Mr Smith, pictured here in February 2020 said before his treatment making his bed was an ordeal which would leave him out of breath

Symptoms can suddenly worsen, which is why heart failure causes roughly 86,000 emergency hospital admissions every year. Worse, a major report in 2018 found two in three cases were being missed by GPs, who mistook symptoms – often vague in the earlier stages – for asthma or simply old age.

Until now, for many, the only way out would be a heart transplant. But dapagliflozin has an astonishing effect, even in the most severely affected patients.

In a trial of almost 5,000 patients, the tablets, taken alongside standard heart-failure medication, led to a significant 30 per cent reduction in urgent hospital admissions, and a remarkable 18 per cent lower risk of death from cardiovascular disease over two years.

Prof McMurray said: ‘We asked patients to fill in forms relating to frequency and severity of their symptoms, quality of life, and how their illness limited them. A treatment that gives a five-point improvement would be considered a success, but we saw some reporting a ten- or 15-point improvement. We’ve never seen anything like it.’

Improvements seem to last for as long as patients are on the drug. No serious side effects are seen, though some patients experience low blood sugar, or hypoglycaemia – seen in diabetics with heart failure who also take insulin or other medication for the condition.

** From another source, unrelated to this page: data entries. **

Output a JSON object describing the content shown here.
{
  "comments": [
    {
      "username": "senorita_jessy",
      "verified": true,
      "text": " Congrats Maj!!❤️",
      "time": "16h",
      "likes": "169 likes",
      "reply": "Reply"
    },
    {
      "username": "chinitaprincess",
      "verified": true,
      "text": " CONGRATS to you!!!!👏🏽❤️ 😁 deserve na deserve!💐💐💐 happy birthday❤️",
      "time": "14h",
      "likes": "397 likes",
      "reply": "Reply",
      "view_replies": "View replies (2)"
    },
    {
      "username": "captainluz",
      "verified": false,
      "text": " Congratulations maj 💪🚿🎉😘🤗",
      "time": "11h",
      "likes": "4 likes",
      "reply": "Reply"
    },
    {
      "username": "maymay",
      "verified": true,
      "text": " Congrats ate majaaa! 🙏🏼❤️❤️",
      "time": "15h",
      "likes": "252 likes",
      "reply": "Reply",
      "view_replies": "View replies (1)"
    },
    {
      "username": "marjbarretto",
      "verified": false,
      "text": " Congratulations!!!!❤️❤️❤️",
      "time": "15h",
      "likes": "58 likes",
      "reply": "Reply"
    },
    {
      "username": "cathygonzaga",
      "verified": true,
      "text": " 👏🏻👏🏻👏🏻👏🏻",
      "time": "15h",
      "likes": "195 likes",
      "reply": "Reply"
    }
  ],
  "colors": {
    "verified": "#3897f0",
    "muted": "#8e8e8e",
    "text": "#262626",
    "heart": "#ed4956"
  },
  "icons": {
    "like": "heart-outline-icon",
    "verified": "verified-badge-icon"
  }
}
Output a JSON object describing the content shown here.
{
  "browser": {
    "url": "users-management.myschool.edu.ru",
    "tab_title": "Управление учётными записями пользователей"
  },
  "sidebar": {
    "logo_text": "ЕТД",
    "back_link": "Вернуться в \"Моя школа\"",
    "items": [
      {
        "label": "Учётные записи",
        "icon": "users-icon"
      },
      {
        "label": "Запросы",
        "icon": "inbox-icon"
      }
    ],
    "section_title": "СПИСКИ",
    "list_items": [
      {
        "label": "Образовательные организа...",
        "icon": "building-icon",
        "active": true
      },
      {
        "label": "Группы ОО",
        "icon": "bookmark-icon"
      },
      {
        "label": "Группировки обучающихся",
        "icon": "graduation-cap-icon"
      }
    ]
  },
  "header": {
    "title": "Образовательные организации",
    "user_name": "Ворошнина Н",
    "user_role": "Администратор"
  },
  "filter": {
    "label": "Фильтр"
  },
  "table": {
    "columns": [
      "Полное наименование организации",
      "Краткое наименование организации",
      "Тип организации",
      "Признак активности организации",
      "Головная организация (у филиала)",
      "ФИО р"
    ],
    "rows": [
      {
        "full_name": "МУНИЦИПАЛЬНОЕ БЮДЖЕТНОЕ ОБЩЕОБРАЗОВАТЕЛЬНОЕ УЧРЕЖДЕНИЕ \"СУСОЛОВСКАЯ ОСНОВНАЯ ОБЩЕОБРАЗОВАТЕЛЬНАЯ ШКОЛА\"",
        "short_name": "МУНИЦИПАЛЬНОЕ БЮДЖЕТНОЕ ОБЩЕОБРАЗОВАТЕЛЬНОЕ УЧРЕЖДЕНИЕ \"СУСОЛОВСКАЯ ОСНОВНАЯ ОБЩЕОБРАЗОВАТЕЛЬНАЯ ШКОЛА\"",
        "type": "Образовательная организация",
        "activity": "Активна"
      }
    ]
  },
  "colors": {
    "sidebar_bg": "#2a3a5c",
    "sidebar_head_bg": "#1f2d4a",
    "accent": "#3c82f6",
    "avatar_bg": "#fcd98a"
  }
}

Prof McMurray said: ‘Until recently, you’d expect people with heart failure not to survive more than a few years, but now we routinely see patients who’ve been alive for ten years or longer.’

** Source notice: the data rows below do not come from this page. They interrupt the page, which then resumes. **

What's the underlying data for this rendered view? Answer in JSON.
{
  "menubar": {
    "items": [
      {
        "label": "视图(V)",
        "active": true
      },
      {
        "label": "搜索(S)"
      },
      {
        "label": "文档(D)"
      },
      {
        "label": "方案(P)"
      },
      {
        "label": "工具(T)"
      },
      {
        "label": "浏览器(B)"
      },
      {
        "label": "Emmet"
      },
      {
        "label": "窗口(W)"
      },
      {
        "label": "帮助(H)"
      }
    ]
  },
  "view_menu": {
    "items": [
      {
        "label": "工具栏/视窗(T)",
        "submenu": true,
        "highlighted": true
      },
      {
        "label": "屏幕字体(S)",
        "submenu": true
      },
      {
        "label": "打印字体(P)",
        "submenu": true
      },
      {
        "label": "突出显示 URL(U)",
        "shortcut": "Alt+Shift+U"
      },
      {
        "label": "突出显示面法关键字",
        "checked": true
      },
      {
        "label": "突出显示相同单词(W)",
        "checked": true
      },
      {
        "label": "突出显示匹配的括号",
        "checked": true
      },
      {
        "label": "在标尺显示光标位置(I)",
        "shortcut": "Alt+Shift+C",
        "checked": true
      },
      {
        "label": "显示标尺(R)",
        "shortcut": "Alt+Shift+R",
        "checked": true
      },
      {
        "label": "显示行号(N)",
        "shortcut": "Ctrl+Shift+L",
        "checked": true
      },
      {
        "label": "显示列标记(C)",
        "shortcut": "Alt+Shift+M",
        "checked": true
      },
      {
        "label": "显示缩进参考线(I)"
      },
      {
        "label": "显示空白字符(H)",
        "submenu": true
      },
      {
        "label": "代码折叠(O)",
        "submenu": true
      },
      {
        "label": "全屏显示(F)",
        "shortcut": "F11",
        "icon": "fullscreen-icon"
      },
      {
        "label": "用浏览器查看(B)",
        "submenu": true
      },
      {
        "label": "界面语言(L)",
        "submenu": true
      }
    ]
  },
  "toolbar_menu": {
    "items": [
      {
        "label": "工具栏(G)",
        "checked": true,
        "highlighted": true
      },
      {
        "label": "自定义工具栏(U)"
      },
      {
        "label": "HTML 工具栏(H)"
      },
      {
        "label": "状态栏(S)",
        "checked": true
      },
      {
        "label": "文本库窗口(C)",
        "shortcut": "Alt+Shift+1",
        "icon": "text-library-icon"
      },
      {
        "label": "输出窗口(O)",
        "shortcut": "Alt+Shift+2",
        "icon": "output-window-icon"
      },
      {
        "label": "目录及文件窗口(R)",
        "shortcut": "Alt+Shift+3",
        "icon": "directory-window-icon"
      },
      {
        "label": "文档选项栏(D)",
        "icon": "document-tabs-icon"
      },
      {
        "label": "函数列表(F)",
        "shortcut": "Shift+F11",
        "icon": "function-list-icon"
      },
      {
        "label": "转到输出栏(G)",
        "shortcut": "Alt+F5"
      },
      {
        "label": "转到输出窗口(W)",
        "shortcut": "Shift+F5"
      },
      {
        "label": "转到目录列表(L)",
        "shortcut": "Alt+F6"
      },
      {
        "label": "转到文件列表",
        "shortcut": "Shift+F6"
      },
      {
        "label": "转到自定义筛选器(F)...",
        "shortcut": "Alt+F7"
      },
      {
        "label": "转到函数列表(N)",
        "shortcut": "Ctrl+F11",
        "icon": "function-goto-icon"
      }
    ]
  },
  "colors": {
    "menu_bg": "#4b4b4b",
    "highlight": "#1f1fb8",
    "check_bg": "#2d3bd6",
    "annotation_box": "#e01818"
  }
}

The drug has given Daniel a new sense of optimism after a difficult year. When he first became unwell, at just 35, his breathlessness was put down to stress, and he was prescribed anti-anxiety medication.

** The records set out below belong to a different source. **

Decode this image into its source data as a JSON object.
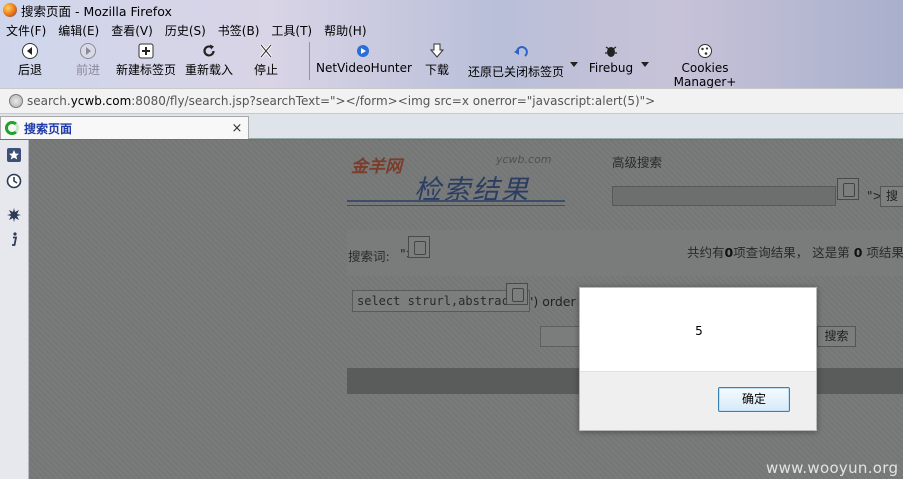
{
  "window": {
    "title": "搜索页面 - Mozilla Firefox"
  },
  "menubar": [
    "文件(F)",
    "编辑(E)",
    "查看(V)",
    "历史(S)",
    "书签(B)",
    "工具(T)",
    "帮助(H)"
  ],
  "toolbar": {
    "back": "后退",
    "forward": "前进",
    "new_tab": "新建标签页",
    "reload": "重新载入",
    "stop": "停止",
    "netvideohunter": "NetVideoHunter",
    "download": "下载",
    "restore_tab": "还原已关闭标签页",
    "firebug": "Firebug",
    "cookies_manager": "Cookies Manager+"
  },
  "urlbar": {
    "prefix": "search.",
    "domain": "ycwb.com",
    "suffix": ":8080/fly/search.jsp?searchText=\"></form><img src=x onerror=\"javascript:alert(5)\">"
  },
  "tab": {
    "title": "搜索页面",
    "close": "×"
  },
  "page": {
    "logo_brand": "金羊网",
    "logo_domain": "ycwb.com",
    "logo_title": "检索结果",
    "advanced_search": "高级搜索",
    "advanced_gt": "\">",
    "advanced_btn": "搜",
    "keyword_label": "搜索词:",
    "keyword_gt": "\">",
    "result_prefix": "共约有",
    "result_count": "0",
    "result_mid": "项查询结果， 这是第",
    "result_page": "0",
    "result_suffix": "项结果",
    "sql_text": "select strurl,abstrac",
    "sql_tail": "') order",
    "search_btn": "搜索",
    "watermark": "www.wooyun.org"
  },
  "dialog": {
    "message": "5",
    "ok_label": "确定"
  },
  "colors": {
    "accent": "#1f3aa8",
    "dialog_button_border": "#3c7fb1",
    "overlay": "#757777"
  }
}
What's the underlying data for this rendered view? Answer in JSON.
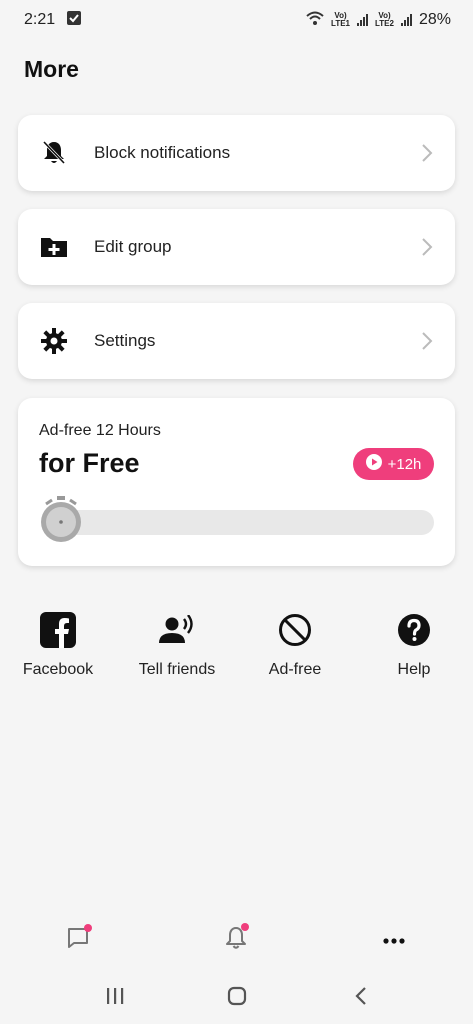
{
  "status_bar": {
    "time": "2:21",
    "sim1": "LTE1",
    "sim2": "LTE2",
    "volte": "Vo)",
    "battery": "28%"
  },
  "page": {
    "title": "More"
  },
  "menu": [
    {
      "label": "Block notifications",
      "icon": "bell-off-icon"
    },
    {
      "label": "Edit group",
      "icon": "folder-plus-icon"
    },
    {
      "label": "Settings",
      "icon": "gear-icon"
    }
  ],
  "ad_free": {
    "subtitle": "Ad-free 12 Hours",
    "title": "for Free",
    "badge": "+12h",
    "progress": 0.0
  },
  "shortcuts": [
    {
      "label": "Facebook",
      "icon": "facebook-icon"
    },
    {
      "label": "Tell friends",
      "icon": "speaking-person-icon"
    },
    {
      "label": "Ad-free",
      "icon": "ban-icon"
    },
    {
      "label": "Help",
      "icon": "help-icon"
    }
  ],
  "bottom_nav": [
    {
      "icon": "chat-icon",
      "badge": true
    },
    {
      "icon": "bell-icon",
      "badge": true
    },
    {
      "icon": "more-dots-icon",
      "badge": false
    }
  ],
  "colors": {
    "accent": "#ef3e7c",
    "background": "#f5f5f5",
    "card": "#ffffff"
  }
}
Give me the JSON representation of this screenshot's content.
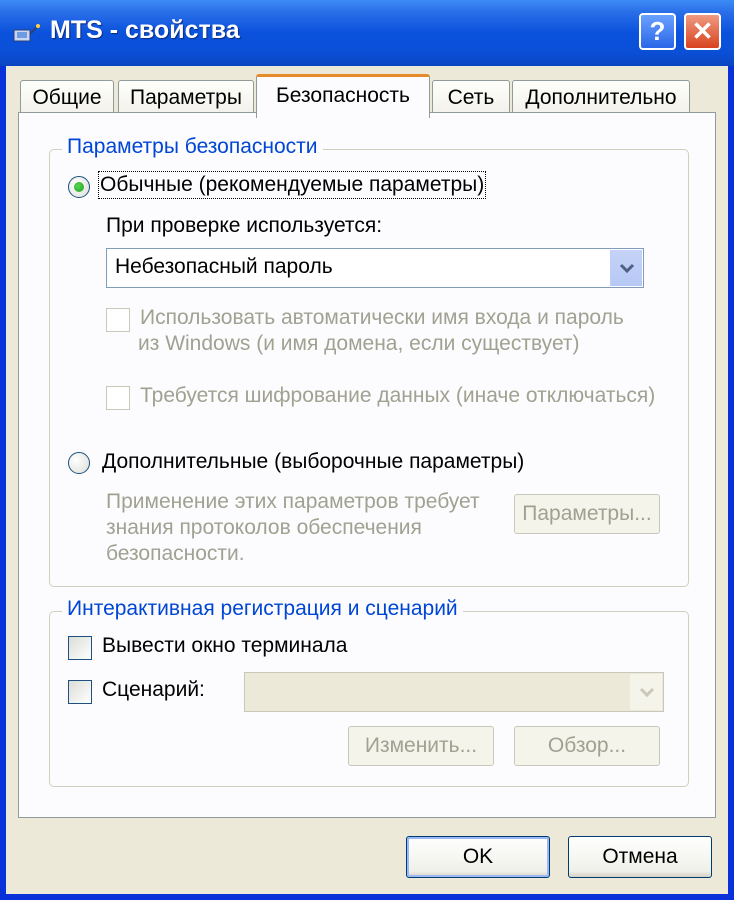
{
  "window": {
    "title": "MTS - свойства",
    "help_button": "?",
    "close_button": "✕"
  },
  "tabs": [
    {
      "label": "Общие"
    },
    {
      "label": "Параметры"
    },
    {
      "label": "Безопасность"
    },
    {
      "label": "Сеть"
    },
    {
      "label": "Дополнительно"
    }
  ],
  "security_group": {
    "title": "Параметры безопасности",
    "typical_radio": {
      "label": "Обычные (рекомендуемые параметры)",
      "checked": true
    },
    "validate_label": "При проверке используется:",
    "validate_select": {
      "value": "Небезопасный пароль"
    },
    "auto_login_checkbox": {
      "label_line1": "Использовать автоматически имя входа и пароль",
      "label_line2": "из Windows (и имя домена, если существует)",
      "checked": false
    },
    "encryption_checkbox": {
      "label": "Требуется шифрование данных (иначе отключаться)",
      "checked": false
    },
    "advanced_radio": {
      "label": "Дополнительные (выборочные параметры)",
      "checked": false
    },
    "advanced_desc": {
      "line1": "Применение этих параметров требует",
      "line2": "знания протоколов обеспечения",
      "line3": "безопасности."
    },
    "settings_button": "Параметры..."
  },
  "scripting_group": {
    "title": "Интерактивная регистрация и сценарий",
    "terminal_checkbox": {
      "label": "Вывести окно терминала",
      "checked": false
    },
    "script_checkbox": {
      "label": "Сценарий:",
      "checked": false
    },
    "script_select": {
      "value": ""
    },
    "edit_button": "Изменить...",
    "browse_button": "Обзор..."
  },
  "footer": {
    "ok_button": "OK",
    "cancel_button": "Отмена"
  },
  "colors": {
    "title_bar": "#0a52dd",
    "dialog_bg": "#ece9d8",
    "panel_bg": "#fcfcfe",
    "group_title": "#0046d5",
    "active_tab_accent": "#e68b2c"
  }
}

After months of worsening symptoms, he was given a heart scan which revealed the true cause.

Daniel said: They told me the heart failure was probably triggered by a virus, but I don’t remember being ill,’ His condition remained stable until 2015 when he experienced a sudden decline. Daniel was put on the transplant list and started new medication which held him stable until late 2019, but he began to worsen again.

Having been housebound all last year, he was prescribed dapagliflozin the moment it was approved in December.

The father-of-two added: ‘It’s hard to tell, as in lockdown we can’t go very far anyway, but I do feel better already. I am less breathless and less exhausted. I don’t feel so bloated, either.

‘My big hope is that I can start to do things like play football or go for bike rides with my kids. And maybe it’ll keep me from a transplant.’

Initially, dapagliflozin showed promise when prescribed to diabetic patients with heart failure – but it is now proven to work in those with heart failure alone.

The drug is one of a class of medicines called sodium-glucose co-transporter-2 (SGLT2) inhibitors. They work in diabetes by helping to flush excess glucose out of the body, in the urine.

Experts don’t fully understand why they have such a powerful effect on heart failure but they may cause changes in the heart itself.

Dapagliflozin is currently available only for patients with a condition called reduced ejection fraction, or HFrEF, one of the two main types of heart faulure and affecting some 500,000 adults in England and Wales.

This year, two major studies looking at dapagliflozin in patients with the other main type, called heart failure with preserved ejection fraction, or HFpEF, will report findings.

Prof McMurray says early signs are promising. ‘For the first time, we may soon have a drug for these patients as well.

‘There are other drugs similar to dapagliflozin that we now know work, too, and more coming down the line. We’re chipping away at this disease.’